C'est là qu'une grande partie de premier tome se déroule. le royaume de Kung-Bohr, situé au bord de l'unique lac du continent d'Alamänder, est de nos jours dirigés par le roi Ernst XXX, dont on ne sait trop s'il est complètement dément ou génial paranoïaque. Volontiers expansionniste, le royaume est plus ou moins en guerre perpétuelle avec ses voisins, notamment les royaumes de Mehnzota et Yarkham.
Un des charmes du livre est de développer un univers complexe, riche, totalement loufoque mais très cohérent. Alexis Flamand prend soin de donner beaucoup de détails aussi bien sur la faune et la flore, que l'architecture ou l'histoire.
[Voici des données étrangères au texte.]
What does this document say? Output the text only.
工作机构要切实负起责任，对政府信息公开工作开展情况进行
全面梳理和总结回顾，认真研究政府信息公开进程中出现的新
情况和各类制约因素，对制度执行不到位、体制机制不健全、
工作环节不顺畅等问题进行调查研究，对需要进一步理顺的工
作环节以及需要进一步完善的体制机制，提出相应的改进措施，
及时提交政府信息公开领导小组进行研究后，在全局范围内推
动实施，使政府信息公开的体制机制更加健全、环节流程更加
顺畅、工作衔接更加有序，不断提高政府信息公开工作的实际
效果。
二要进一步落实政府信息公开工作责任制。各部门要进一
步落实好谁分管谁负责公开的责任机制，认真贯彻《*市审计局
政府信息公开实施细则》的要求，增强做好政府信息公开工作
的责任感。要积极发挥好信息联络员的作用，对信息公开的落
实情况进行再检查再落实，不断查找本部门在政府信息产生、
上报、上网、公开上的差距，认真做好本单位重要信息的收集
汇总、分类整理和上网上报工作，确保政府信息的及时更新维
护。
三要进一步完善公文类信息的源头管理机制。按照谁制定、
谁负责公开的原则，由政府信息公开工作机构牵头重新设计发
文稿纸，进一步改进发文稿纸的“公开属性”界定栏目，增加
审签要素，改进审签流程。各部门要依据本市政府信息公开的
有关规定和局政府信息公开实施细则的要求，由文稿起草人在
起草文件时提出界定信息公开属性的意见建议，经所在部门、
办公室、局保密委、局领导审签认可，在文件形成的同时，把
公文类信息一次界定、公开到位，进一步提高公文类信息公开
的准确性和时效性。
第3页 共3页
C'est fait suffisamment intelligemment dans le récit pour n'être pas rébarbatif, et les descriptions ne sont jamais gratuites. Elles sont données lorsqu'elles ont leur importance dans l'histoire. Une notion de botanique est avancée lorsqu'elle est utile au personnage, tandis qu'un détail architectural est essentiel à l'enquête menée.
"Saisissant, n'est-ce pas ? Et encore, vous ne les avez pas vu se nourrir."
En ce qui concerne les créatures imaginées par l'auteur, le moins qu'on puisse dire est qu'il a beaucoup d'imagination. Si l'on vous parle de champs de blé carnivore, cela peut paraître loufoque comme ça, mais ça l'est moins qu'il n'y paraît. De même, l'évocation d'un poulpe de combat pourrait prêter à sourire, mais attendez donc d'en rencontrer un.
L'HISTOIRE
Dans La Porte des Abysses, nous suivons deux récits en parallèle, se situant dans des chronologies et des géographies différentes, chacun centré autour d'un personnage principal.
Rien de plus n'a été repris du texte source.